What makes Nate’s story important is the revelation that he is as confused about how he should look upon women in this post-feminist world as the women themselves are. He wants to be charitable and think of women as clever equals, yet he finds it difficult to accept that they are. “He thought women were every bit as intelligent as men, every bit as capable of figuring out how long it would take for train A to crash into train B if the two were moving towards each other at an average speed of C. They were as capable of rational thought: they just did not appear to be interested in it.”

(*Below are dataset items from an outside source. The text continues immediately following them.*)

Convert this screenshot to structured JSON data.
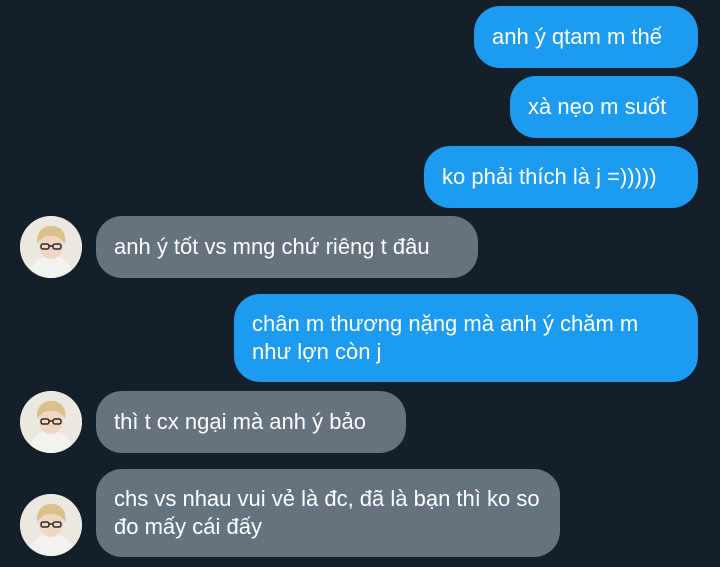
{
  "colors": {
    "background": "#151f2a",
    "sent_bubble": "#1d9bf0",
    "received_bubble": "#66737f",
    "text": "#ffffff"
  },
  "messages": [
    {
      "direction": "sent",
      "text": "anh ý qtam m thế"
    },
    {
      "direction": "sent",
      "text": "xà nẹo m suốt"
    },
    {
      "direction": "sent",
      "text": "ko phải thích là j =)))))"
    },
    {
      "direction": "received",
      "text": "anh ý tốt vs mng chứ riêng t đâu",
      "avatar_icon": "user-avatar"
    },
    {
      "direction": "sent",
      "text": "chân m thương nặng mà anh ý chăm m như lợn còn j"
    },
    {
      "direction": "received",
      "text": "thì t cx ngại mà anh ý bảo",
      "avatar_icon": "user-avatar"
    },
    {
      "direction": "received",
      "text": "chs vs nhau vui vẻ là đc, đã là bạn thì ko so đo mấy cái đấy",
      "avatar_icon": "user-avatar"
    }
  ]
}
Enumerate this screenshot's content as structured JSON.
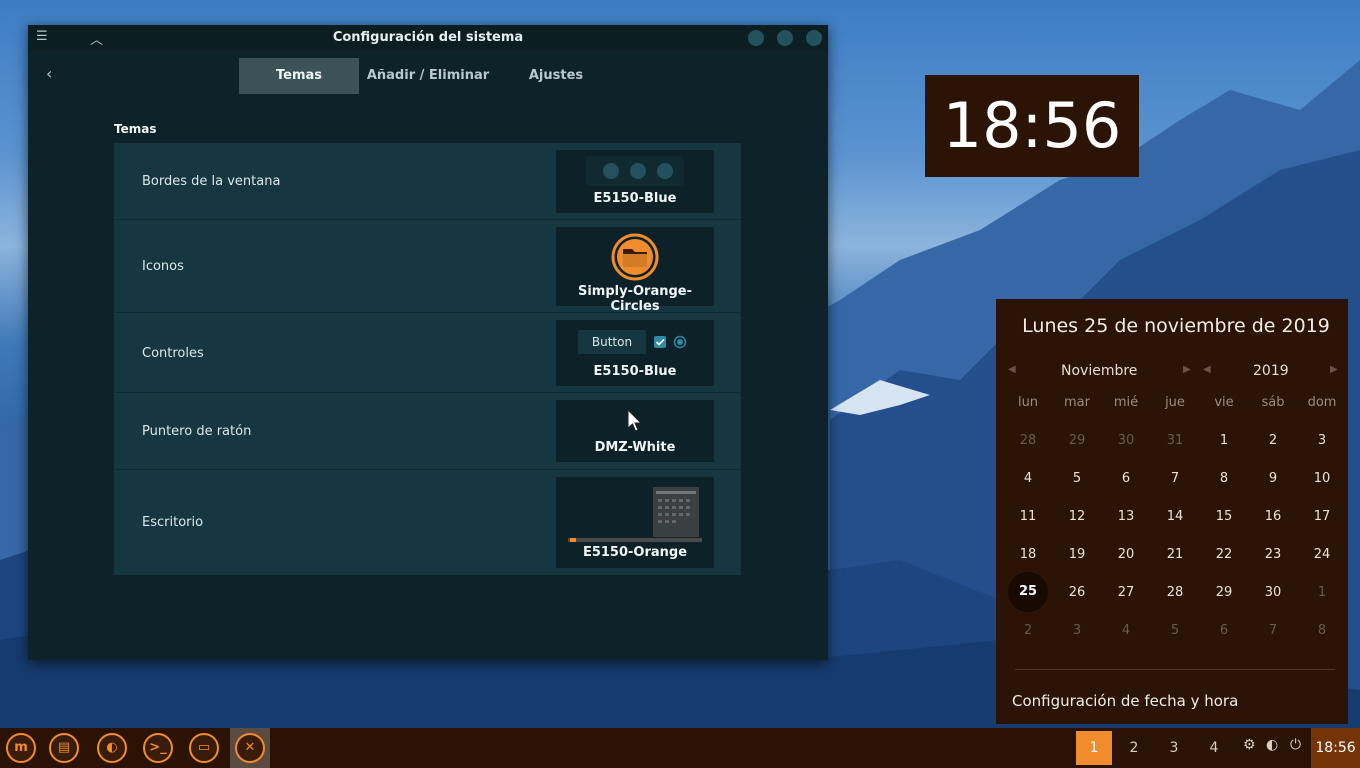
{
  "window": {
    "title": "Configuración del sistema",
    "tabs": [
      "Temas",
      "Añadir / Eliminar",
      "Ajustes"
    ],
    "section_title": "Temas",
    "rows": [
      {
        "label": "Bordes de la ventana",
        "theme": "E5150-Blue"
      },
      {
        "label": "Iconos",
        "theme": "Simply-Orange-Circles"
      },
      {
        "label": "Controles",
        "theme": "E5150-Blue",
        "button_text": "Button"
      },
      {
        "label": "Puntero de ratón",
        "theme": "DMZ-White"
      },
      {
        "label": "Escritorio",
        "theme": "E5150-Orange"
      }
    ]
  },
  "clock_widget": {
    "time": "18:56"
  },
  "calendar": {
    "date_title": "Lunes 25 de noviembre de 2019",
    "month": "Noviembre",
    "year": "2019",
    "weekdays": [
      "lun",
      "mar",
      "mié",
      "jue",
      "vie",
      "sáb",
      "dom"
    ],
    "weeks": [
      [
        "28",
        "29",
        "30",
        "31",
        "1",
        "2",
        "3"
      ],
      [
        "4",
        "5",
        "6",
        "7",
        "8",
        "9",
        "10"
      ],
      [
        "11",
        "12",
        "13",
        "14",
        "15",
        "16",
        "17"
      ],
      [
        "18",
        "19",
        "20",
        "21",
        "22",
        "23",
        "24"
      ],
      [
        "25",
        "26",
        "27",
        "28",
        "29",
        "30",
        "1"
      ],
      [
        "2",
        "3",
        "4",
        "5",
        "6",
        "7",
        "8"
      ]
    ],
    "today": "25",
    "settings_link": "Configuración de fecha y hora"
  },
  "taskbar": {
    "workspaces": [
      "1",
      "2",
      "3",
      "4"
    ],
    "active_workspace": "1",
    "time": "18:56",
    "accent": "#f08c2c"
  }
}
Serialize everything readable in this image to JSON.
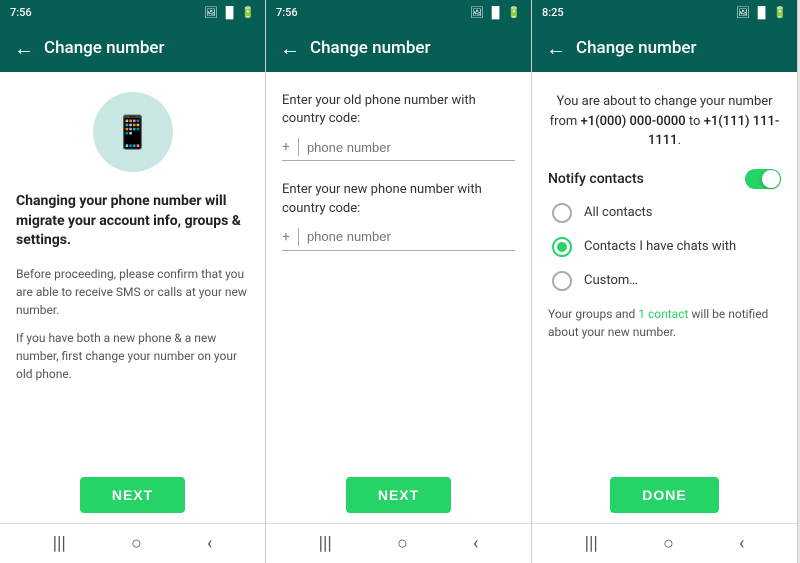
{
  "screen1": {
    "time": "7:56",
    "toolbar_title": "Change number",
    "heading": "Changing your phone number will migrate your account info, groups & settings.",
    "para1": "Before proceeding, please confirm that you are able to receive SMS or calls at your new number.",
    "para2": "If you have both a new phone & a new number, first change your number on your old phone.",
    "next_btn": "NEXT",
    "back_arrow": "←"
  },
  "screen2": {
    "time": "7:56",
    "toolbar_title": "Change number",
    "old_label": "Enter your old phone number with country code:",
    "new_label": "Enter your new phone number with country code:",
    "phone_placeholder": "phone number",
    "next_btn": "NEXT",
    "back_arrow": "←",
    "plus": "+"
  },
  "screen3": {
    "time": "8:25",
    "toolbar_title": "Change number",
    "change_desc_prefix": "You are about to change your number from ",
    "old_number": "+1(000) 000-0000",
    "change_desc_mid": " to ",
    "new_number": "+1(111) 111-1111",
    "change_desc_suffix": ".",
    "notify_label": "Notify contacts",
    "radio1": "All contacts",
    "radio2": "Contacts I have chats with",
    "radio3": "Custom…",
    "groups_note_pre": "Your groups and ",
    "groups_link": "1 contact",
    "groups_note_post": " will be notified about your new number.",
    "done_btn": "DONE",
    "back_arrow": "←"
  },
  "nav": {
    "menu": "|||",
    "home": "○",
    "back": "‹"
  },
  "colors": {
    "teal": "#075E54",
    "green": "#25D366",
    "bg_icon": "#c8e6e2"
  }
}
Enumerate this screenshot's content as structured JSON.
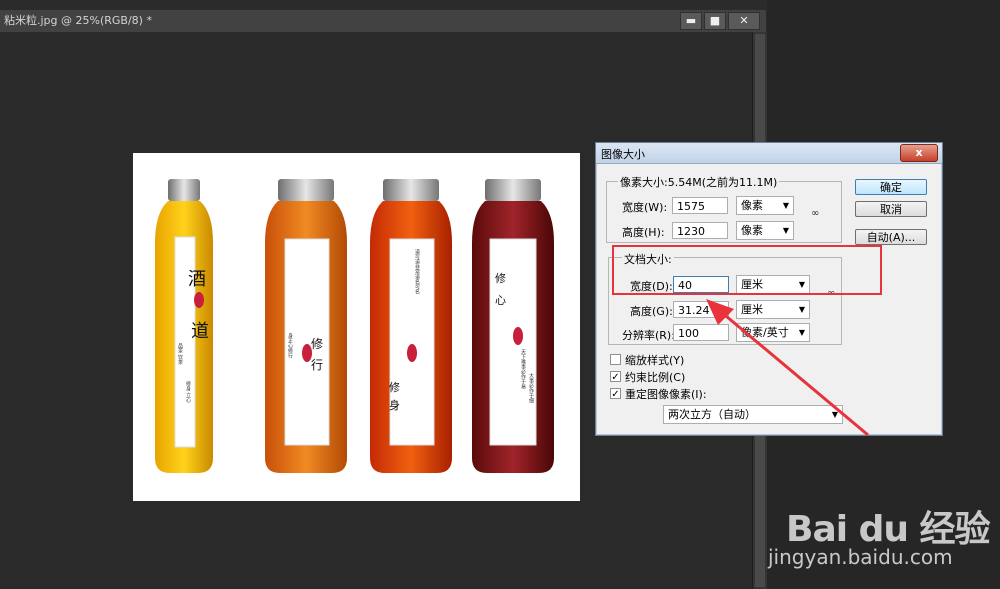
{
  "window": {
    "title": "粘米粒.jpg @ 25%(RGB/8) *",
    "min_label": "▬",
    "max_label": "■",
    "close_label": "✕"
  },
  "bottles": [
    {
      "big_chars": [
        "酒",
        "道"
      ],
      "small_lines": [
        "品茶 饮茶",
        "修身 立心"
      ]
    },
    {
      "big_chars": [
        "修",
        "行"
      ],
      "small_lines": [
        "身正心修行"
      ]
    },
    {
      "big_chars": [
        "修",
        "身"
      ],
      "small_lines": [
        "道可道非常道名可名"
      ]
    },
    {
      "big_chars": [
        "修",
        "心"
      ],
      "small_lines": [
        "天下难事必作于易",
        "大事必作于细"
      ]
    }
  ],
  "dialog": {
    "title": "图像大小",
    "close_label": "x",
    "pixel_group": {
      "legend": "像素大小:5.54M(之前为11.1M)",
      "width_label": "宽度(W):",
      "width_value": "1575",
      "width_unit": "像素",
      "height_label": "高度(H):",
      "height_value": "1230",
      "height_unit": "像素"
    },
    "doc_group": {
      "legend": "文档大小:",
      "width_label": "宽度(D):",
      "width_value": "40",
      "width_unit": "厘米",
      "height_label": "高度(G):",
      "height_value": "31.24",
      "height_unit": "厘米",
      "res_label": "分辨率(R):",
      "res_value": "100",
      "res_unit": "像素/英寸"
    },
    "buttons": {
      "ok": "确定",
      "cancel": "取消",
      "auto": "自动(A)..."
    },
    "checkboxes": {
      "scale_styles": {
        "label": "缩放样式(Y)",
        "checked": false
      },
      "constrain": {
        "label": "约束比例(C)",
        "checked": true
      },
      "resample": {
        "label": "重定图像像素(I):",
        "checked": true
      }
    },
    "resample_method": "两次立方（自动）"
  },
  "watermark": {
    "brand": "Bai du 经验",
    "url": "jingyan.baidu.com"
  },
  "colors": {
    "highlight": "#e8323c",
    "arrow": "#e8323c"
  },
  "icons": [
    "link-icon",
    "chevron-down-icon",
    "checkmark-icon"
  ]
}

He likes that Hannah challenges him intellectually. Yet, he finds himself incredibly turned on when Hannah describes past sexual behaviour that shows her in a rather smutty light. He finds her beautiful. Yet, he is put off by a jiggly bit of underarm skin or an unflattering pair of jeans. Nate seeks Hannah to be everything he is certain she humanly cannot possibly be.

If Nate is everyman, it is no wonder that the dating game is fraught. In many ways, it is indeed easier to decode a pre-feminist man, one who is focused on the shallow or steeped in the traditional. Eventually, though, most post-date analyses are laid to waste. There isn’t one thing you can do or say that is certain to determine the course of another person’s feeling. As Nate puts it, “I am not sure it’s about the right person. I think it’s about the right time.” He’s probably right.